The next wave in blockchain data

Published in

CyberMiles

13 min readFeb 10, 2019

Last year we provided an in-depth look into blockchain storage, also known as global state. In that article I compared the two vastly different types of data in an Ethereum-compatible blockchain: permanent data and ephemeral data.

Today let’s explore the use of the permanent data, more specifically how we currently can turn raw event log data into rich information, suitable for DApps. Allow me also to detail some design characteristics of off-chain data storage projects and, in turn, point out the enormous opportunities that are on the horizon.

It is a well-known fact that it’s not practical to store entire blockchains on everyday mobile devices or even on modest home PCs (where DApps are primarily run).

It’s also understood that a blockchain’s global state is a scarce-and-precious resource, and that writing to (and reading from) a blockchain’s global state is very costly. To that end, the blockchain is designed with incentives for users to remove their smart contracts and associated stored data. This is achieved by refunding gas to those users who delete their previously deployed smart contracts, and associated data, all together.

Wait a second, you may be asking. Aren’t blockchains and smart contracts supposed to be immutable and auditable?

Well, they are. This is where the event logs come in.

Below I’ll cover blockchain event logs in great detail. But first, here is a quick refresher on the topic of blockchain storage.

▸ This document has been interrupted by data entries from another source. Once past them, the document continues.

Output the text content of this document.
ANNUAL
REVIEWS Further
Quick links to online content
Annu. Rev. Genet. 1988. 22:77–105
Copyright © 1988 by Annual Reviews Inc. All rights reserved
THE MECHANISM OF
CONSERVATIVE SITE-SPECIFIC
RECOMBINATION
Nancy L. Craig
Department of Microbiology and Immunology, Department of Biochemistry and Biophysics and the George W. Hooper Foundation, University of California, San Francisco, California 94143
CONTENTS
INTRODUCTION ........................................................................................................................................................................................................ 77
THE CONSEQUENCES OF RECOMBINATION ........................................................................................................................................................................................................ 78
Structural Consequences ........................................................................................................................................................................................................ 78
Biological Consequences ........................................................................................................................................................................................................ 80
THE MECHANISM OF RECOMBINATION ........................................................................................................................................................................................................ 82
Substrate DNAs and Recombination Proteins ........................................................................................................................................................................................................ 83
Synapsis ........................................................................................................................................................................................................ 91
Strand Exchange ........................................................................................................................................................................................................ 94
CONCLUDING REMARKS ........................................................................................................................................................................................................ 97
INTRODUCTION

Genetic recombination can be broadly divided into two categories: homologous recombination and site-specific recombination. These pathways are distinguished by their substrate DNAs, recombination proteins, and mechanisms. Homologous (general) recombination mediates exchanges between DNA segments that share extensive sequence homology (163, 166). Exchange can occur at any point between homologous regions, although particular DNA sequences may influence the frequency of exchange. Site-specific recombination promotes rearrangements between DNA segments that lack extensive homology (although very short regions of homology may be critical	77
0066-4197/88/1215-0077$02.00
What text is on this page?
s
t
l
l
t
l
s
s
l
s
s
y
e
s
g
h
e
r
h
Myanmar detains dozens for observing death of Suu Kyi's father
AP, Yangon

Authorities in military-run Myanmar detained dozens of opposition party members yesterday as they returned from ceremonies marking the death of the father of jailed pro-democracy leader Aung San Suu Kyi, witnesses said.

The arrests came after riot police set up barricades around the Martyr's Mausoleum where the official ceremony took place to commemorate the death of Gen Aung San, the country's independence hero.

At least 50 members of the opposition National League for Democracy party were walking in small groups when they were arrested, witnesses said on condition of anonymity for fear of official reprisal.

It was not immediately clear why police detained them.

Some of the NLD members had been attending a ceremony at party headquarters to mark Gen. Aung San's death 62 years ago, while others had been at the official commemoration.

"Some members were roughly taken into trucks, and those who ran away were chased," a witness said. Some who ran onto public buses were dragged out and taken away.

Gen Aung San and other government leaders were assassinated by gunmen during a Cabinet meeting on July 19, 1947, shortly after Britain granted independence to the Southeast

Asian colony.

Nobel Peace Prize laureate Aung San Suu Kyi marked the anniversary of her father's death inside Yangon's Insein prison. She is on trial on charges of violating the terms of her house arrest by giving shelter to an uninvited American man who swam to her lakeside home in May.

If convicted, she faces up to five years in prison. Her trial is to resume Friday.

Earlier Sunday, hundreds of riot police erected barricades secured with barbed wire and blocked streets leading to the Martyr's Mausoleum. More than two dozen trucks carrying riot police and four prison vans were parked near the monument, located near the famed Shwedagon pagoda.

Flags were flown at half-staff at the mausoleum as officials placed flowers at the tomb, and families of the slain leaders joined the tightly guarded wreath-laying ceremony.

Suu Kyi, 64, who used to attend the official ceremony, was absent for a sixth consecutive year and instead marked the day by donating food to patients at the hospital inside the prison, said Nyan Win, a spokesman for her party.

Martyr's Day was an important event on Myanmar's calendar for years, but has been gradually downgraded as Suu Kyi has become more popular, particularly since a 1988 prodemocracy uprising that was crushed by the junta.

There are two vastly different types of data in Ethereum: permanent data and ephemeral data. An example of permanent data would be a transaction. Once a transaction has been fully confirmed, it is recorded in the transaction trie; it is never altered. An example of ephemeral data would be the balance of a particular Ethereum account address. The balance of an account address is stored in the state trie and is altered whenever transactions against that particular account occur. Another example of ephemeral data would be a smart contract’s variables, which are stored in the storage trie and altered by functions inside the smart contract. It makes sense that a) permanent data, like mined transactions, and b) ephemeral data, like account balances or contract variables, should be stored separately.

In addition, let me offer a refresher on why we need additional applications, over and above the blockchain’s base layer protocol.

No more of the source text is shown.